05 Mayo 2012

Breaking Fast

For Jone, breakfast meant two fruits eaten hurriedly in the bus on the way to school. He took a bite of his apple as each busmate clambered aboard, their strollers smacked against the welded steel step, each note hung and rippled in the 6am air, still cool and untroubled with adult panic. Today, when he unzipped his lunchbox, he found two fist-sized fruits, roughly shaped like apples.

Still alone in, Jone unwrapped the fruits as he lurched with the hulking school bus towards the near-empty highway. But when he saw what his mother packed for breakfast, he cocked his head, his eyes wide and disbelieving. The hair on his arms froze and frizzled with tension and excitement because what he held in his hands, no boy his age had ever tasted.

The round thing collapsed on his lap, still damp and slick from the harvest, and between forefinger and thumb, Jone squeezed it gently, the bright film of skin suddenly concave and he held a small crescent moon in his hands, cradling it against the flesh of his thumbs. It must be damped, Jone mused, from the rain last night. His mother had finished burying the last meat bags of fertilizer late last night. He had seen the slim rope from which his mother hung the dung bags to dry and the brown, flat grass she killed walking in circles half the night. When she finally settled down beside him, Jone had felt large red ants crawl down his neck and, peacefully, out the window.

Good night, anak. Jone's mother whispered before closing her eyes. Jone remembered asking, san na si Pa? His father's habit of coming home later than promised had become a constant source of arguments whispered during Saturday morning breakfast, before Jone was supposed to wake up. He heard it all, anyway. Their voices trailed from the kitchen into the family bedroom where Jone slept with one ear pressed into the pillow, an arm thrown over his head.

Wala pa siya. But Jone had heard the crunch of gravel, his mother's furious hissing like a covered iron pot lid trembling above boiling stew; the tinkling sound of his mother's hysterics outside in the lawn had long ago woven itself into Jone's experience of domestic life, early on established as the herald to his father's arrival. Still, he didn't fall asleep. He heard a curious clunking sound -- something metallic and heavy upon something blunt and large.

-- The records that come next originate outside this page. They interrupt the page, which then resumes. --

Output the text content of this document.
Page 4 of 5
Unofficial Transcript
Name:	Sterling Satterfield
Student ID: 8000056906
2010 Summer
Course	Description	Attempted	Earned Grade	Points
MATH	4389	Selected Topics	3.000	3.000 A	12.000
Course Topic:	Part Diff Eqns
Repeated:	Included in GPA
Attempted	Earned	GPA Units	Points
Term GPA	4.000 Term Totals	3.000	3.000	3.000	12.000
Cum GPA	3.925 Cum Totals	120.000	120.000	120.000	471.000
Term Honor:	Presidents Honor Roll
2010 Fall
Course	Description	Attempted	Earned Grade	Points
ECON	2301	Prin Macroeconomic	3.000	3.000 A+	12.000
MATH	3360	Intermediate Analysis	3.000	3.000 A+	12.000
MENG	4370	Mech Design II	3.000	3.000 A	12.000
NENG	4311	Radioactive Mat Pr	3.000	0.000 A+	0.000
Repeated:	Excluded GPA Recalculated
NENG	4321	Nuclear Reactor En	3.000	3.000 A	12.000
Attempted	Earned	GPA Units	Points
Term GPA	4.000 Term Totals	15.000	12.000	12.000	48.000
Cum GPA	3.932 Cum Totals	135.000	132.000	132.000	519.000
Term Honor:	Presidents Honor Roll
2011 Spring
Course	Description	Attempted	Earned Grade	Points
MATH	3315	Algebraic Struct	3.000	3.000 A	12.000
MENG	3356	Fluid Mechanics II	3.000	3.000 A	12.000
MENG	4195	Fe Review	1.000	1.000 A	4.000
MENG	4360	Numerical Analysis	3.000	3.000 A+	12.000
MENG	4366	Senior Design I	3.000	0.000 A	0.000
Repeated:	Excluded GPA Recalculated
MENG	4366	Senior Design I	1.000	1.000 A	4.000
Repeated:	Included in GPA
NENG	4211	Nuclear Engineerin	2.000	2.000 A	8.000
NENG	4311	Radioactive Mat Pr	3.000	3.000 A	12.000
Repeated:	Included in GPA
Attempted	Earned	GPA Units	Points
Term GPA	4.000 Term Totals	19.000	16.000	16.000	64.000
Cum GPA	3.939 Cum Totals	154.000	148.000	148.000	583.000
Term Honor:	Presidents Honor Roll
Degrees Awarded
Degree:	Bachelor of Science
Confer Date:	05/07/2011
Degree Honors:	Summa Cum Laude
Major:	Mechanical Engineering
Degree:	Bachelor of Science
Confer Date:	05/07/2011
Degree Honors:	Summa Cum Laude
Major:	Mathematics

It wasn't strange that his mother attended to her favorite garden at all hours of the day or night. In fact, it was typical and therapeutic. It kept the crazy outside, concentrated among the weeds and the drying grass. It was among his mother's tall fruit trees that bore his breakfast everyday. Jone's mother regularly hung bags of meat to attract bats, moths, and cats, believing that the trees needed the company. The sack of meat sometimes thudded against the window panes, squelching when it rained, picked clean by the bats and the cats. But the trees never failed to flower and provide sweet fruit so Jone never questioned his mother's peculiar gardening techniques. 

Jone quietly shoved the thing back into his lunchbox. It was ripe and he should probably eat it soon but it had begun to rain and he looked out the window, counting the cars stuck in traffic. They had only picked up three other busmates and they were all preoccupied with the storm. Outside, he watched another busmate upon the shoulder of his tall father. The rain and wind only blasted more insistently, rocking the bus on its wheels. The air soured, pungent with the smell of the old plastic, a tire waiting in the corner, school books and paper, and Jone could smell everyone's breath in each of his own. His busmate's father opened the door of the school bus and pushed their busmate in. Another stroller quickly followed and with the cold wind and strangely sweet rain on his cheeks, Jone quietly watched the older man stride back to his house. Their bus rumbled on.

 Matulog ka na. When she turned away from him, Jone could no longer sleep or ignore the curiosity. Akala ko narinig ko na siya, Jone said to his mother as he lay tucked in bed, his arms aching from growing bones, and his feet snug underneath two pillows. Nasa baba siya, pero di yata siya matutulog dito.Jone's mother tucked him against her. She smelled like honey and vinegar, the curious, thick liquid she gulped before sleeping and directly after waking.

Jone felt his stomach growl. He had been hugging his lunchbox to his chest but he had to eat his breakfast. His mother would scold him later on if he did not. Gulping sour air, he took the first clumsily rewrapped fruit in his hands and peeled back the tissue paper. His mother must have plucked it straight off the tree, hacked it clean with one of her long, shrewd, sharp knives. It resembled a dwarfed santol in his hands and the giant eyeball glistened wetly. Jone would have liked to show it off but he felt it slipping in his fingers, sticky from some sweet paste he guessed must have been honey. When he bit into it, it tasted almost exactly like almonds and it melted in his mouth like gelatin.